One of the most important things omnichannel and eCommerce companies can do, Patel said, is to ensure that procurement, warehousing and transportation divisions aren’t planning in silos, so that every part of the supply chain is guaranteed to have enough capacity. Retailers also must utilize technologies that can connect with each other and adapt quickly to changes — things that many companies’ legacy systems cannot do.
As Patel told PYMNTS, Blue Yonder has been stressing to clients that they need to “keep changing to stay current,” which means moving these systems to the cloud — a faster, cheaper option that makes updating software much easier.
“If you’re thinking about cloud strategy or about reviewing your tech stack, you’re probably 18 to 24 months behind the curveball,” Patel said. “If you don’t catch up, then you’ll either lose market share or you’ll be sitting on the sidelines watching your competitors take you out of business.”
Getting ahead of future problems, however, doesn’t solve retailers’ current supply chain issues, which will likely require time, patience and careful planning to overcome. “I would say the next 12 to 18 months is going to be a struggle,” Patel predicted. According to VesselsValue, more than 350 container ships are currently waiting off ports.
Part of the problem, according to Ben Hackett, founder of international trade consultancy Hackett Associates, is that the continuing economic expansion in the U.S. “is putting considerable pressure” on the logistics supply chain, leading to a lack of shipping capacity combined with port congestion for goods from both Asia and Europe.

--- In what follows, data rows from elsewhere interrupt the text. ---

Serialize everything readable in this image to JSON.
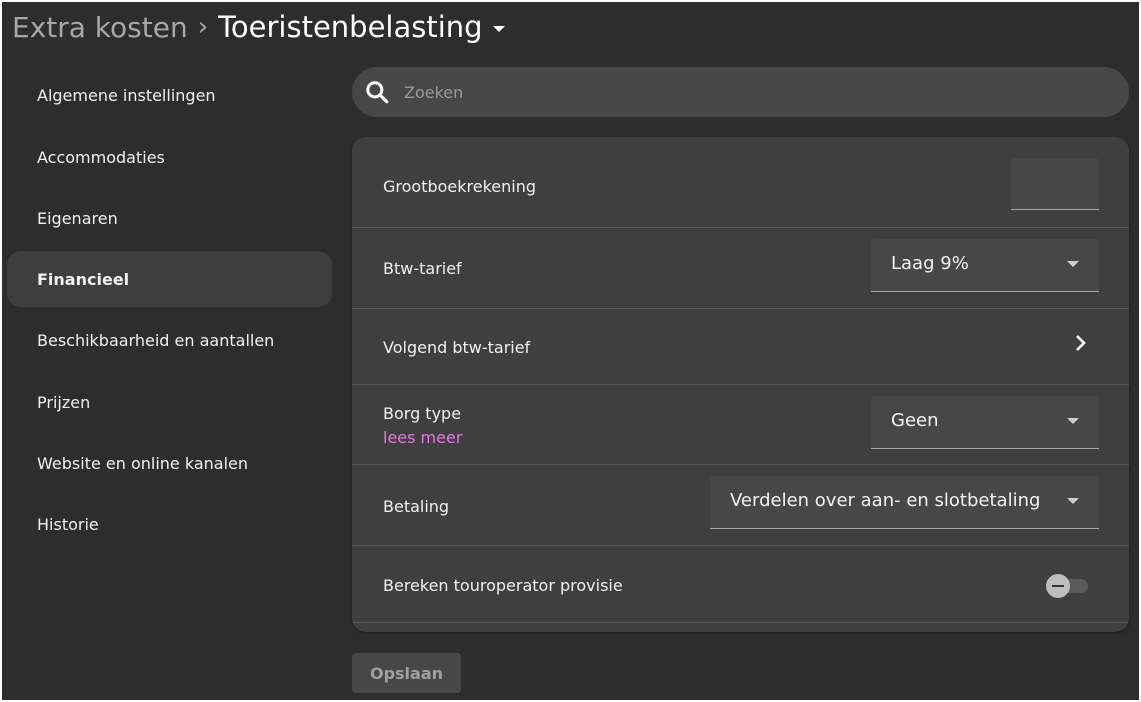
{
  "header": {
    "parent": "Extra kosten",
    "separator": "›",
    "current": "Toeristenbelasting"
  },
  "sidebar": {
    "items": [
      {
        "label": "Algemene instellingen",
        "active": false
      },
      {
        "label": "Accommodaties",
        "active": false
      },
      {
        "label": "Eigenaren",
        "active": false
      },
      {
        "label": "Financieel",
        "active": true
      },
      {
        "label": "Beschikbaarheid en aantallen",
        "active": false
      },
      {
        "label": "Prijzen",
        "active": false
      },
      {
        "label": "Website en online kanalen",
        "active": false
      },
      {
        "label": "Historie",
        "active": false
      }
    ]
  },
  "search": {
    "placeholder": "Zoeken"
  },
  "form": {
    "ledger": {
      "label": "Grootboekrekening",
      "value": ""
    },
    "vat": {
      "label": "Btw-tarief",
      "value": "Laag 9%"
    },
    "next_vat": {
      "label": "Volgend btw-tarief"
    },
    "deposit": {
      "label": "Borg type",
      "link": "lees meer",
      "value": "Geen"
    },
    "payment": {
      "label": "Betaling",
      "value": "Verdelen over aan- en slotbetaling"
    },
    "commission": {
      "label": "Bereken touroperator provisie",
      "enabled": false
    }
  },
  "actions": {
    "save_label": "Opslaan"
  },
  "colors": {
    "background": "#2d2d2d",
    "card": "#3f3f3f",
    "accent_link": "#e879e2"
  }
}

“Delays are stretching to landside as port terminals struggle with space shortages, and labor challenges are affecting ports, railroads and trucking companies alike,” Hackett said in a statement earlier this month. “This part of the recovery is not a pretty sight.”
To cope, many retailers have abandoned “just-in-time” inventory systems to make sure they have enough products on hand to satisfy demand. Patel told PYMNTS that now is a good time to be an industrial landlord, as “the demand is greater than the supply, so they’re having to pay higher premiums.”
‘Tis the Season
Though students are barely back at school and many consumers are still focused on backpacks and pencils, Patel said that now is the time to order holiday items online in order to guarantee that they arrive in time. “That’s how long the lead times are,” he said. “We have port congestions where product is sitting at ports in China or Africa or anywhere else … and then getting here and sitting at our ports.”

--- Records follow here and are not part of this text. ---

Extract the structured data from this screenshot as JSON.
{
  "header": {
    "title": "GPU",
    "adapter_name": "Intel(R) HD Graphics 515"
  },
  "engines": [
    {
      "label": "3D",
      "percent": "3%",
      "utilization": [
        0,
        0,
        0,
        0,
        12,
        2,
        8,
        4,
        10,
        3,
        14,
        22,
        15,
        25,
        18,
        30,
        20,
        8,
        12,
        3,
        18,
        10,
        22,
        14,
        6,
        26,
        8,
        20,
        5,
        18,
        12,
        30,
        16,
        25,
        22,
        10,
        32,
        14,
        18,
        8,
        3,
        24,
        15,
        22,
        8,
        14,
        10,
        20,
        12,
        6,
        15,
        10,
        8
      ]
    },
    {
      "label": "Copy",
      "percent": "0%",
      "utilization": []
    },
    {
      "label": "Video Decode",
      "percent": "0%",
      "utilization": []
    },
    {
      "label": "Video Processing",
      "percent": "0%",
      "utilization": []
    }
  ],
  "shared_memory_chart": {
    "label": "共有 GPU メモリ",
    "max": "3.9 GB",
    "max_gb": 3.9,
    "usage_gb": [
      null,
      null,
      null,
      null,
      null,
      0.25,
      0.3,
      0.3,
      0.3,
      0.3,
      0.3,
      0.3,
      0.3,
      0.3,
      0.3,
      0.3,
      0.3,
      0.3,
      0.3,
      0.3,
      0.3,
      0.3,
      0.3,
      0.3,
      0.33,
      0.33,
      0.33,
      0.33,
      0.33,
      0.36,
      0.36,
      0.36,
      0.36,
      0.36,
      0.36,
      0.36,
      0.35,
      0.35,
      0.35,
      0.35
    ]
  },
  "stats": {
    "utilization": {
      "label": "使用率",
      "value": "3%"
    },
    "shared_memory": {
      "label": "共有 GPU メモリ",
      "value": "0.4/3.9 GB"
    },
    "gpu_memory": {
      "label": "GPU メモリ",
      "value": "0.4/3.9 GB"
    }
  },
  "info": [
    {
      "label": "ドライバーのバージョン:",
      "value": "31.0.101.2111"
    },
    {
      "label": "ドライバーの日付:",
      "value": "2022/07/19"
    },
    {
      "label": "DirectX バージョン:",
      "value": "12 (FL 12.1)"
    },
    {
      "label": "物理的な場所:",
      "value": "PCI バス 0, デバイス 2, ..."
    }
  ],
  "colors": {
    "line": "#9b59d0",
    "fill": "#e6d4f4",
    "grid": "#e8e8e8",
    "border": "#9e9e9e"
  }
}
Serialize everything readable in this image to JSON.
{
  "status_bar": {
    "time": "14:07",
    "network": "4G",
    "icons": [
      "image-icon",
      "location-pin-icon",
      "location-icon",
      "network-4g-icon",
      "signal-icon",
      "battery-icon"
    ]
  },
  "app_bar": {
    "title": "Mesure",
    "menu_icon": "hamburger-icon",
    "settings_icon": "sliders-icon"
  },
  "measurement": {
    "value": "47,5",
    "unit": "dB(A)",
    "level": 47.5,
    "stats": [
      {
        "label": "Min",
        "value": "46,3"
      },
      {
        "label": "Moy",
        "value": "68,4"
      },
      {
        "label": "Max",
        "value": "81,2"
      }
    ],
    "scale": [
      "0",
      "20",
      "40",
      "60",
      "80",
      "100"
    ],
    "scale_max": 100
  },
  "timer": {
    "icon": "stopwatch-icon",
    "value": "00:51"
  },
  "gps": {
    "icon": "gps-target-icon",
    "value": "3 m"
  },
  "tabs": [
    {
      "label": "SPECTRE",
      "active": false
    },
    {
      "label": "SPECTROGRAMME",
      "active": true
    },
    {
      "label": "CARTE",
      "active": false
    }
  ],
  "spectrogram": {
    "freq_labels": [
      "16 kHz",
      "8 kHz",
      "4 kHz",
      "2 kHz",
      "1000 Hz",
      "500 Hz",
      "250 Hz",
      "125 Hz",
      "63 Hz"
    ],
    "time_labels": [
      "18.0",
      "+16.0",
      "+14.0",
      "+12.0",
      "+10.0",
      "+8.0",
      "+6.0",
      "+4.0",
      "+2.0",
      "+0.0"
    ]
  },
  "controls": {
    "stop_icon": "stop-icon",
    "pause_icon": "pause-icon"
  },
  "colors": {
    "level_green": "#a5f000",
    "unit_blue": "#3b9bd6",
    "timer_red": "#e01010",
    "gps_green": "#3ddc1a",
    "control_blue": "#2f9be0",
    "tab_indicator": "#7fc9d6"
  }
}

Patel said it’s likely that a lot of Christmas items are already sitting in warehouses as brands and merchants try to play it safe. “And with that comes financial impact,” he said. “I need extra space if I don’t have it, and then inventory carrying costs, which is pretty huge for companies.”

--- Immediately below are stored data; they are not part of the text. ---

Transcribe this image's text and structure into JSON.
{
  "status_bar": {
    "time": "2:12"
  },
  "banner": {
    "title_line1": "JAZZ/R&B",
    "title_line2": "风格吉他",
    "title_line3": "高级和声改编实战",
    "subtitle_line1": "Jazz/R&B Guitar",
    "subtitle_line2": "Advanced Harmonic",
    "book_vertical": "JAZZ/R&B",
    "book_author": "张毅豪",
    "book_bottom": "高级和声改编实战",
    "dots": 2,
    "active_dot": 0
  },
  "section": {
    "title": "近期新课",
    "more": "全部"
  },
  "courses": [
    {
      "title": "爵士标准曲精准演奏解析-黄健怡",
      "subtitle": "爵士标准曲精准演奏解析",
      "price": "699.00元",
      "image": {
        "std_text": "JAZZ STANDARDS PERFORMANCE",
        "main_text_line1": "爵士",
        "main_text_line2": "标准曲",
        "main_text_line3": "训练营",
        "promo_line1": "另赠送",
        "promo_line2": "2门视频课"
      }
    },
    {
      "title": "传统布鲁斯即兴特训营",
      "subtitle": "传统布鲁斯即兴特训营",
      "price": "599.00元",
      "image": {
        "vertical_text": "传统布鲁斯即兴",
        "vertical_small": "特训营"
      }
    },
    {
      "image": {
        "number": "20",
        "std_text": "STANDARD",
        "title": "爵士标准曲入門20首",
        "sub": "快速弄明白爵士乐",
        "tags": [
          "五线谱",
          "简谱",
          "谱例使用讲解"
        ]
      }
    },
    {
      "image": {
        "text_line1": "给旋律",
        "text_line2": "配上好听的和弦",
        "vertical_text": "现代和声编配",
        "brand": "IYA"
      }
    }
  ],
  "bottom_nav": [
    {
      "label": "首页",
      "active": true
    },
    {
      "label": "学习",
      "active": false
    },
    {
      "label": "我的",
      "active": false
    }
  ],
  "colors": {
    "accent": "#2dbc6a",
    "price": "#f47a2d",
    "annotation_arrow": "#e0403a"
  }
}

Salesforce projected last month that costs across the retail supply chain will increase by $223 billion in the second half of 2021 because of challenges faced by logistics companies, manufacturers and stores.
“Retailers are really starting to get scrappy and trying to get creative, but it’s much more focused on the inbound logistics and getting it to the retailer’s property than last year, where it was the last mile,” said Rob Garf, vice president and general manager of retail at Salesforce.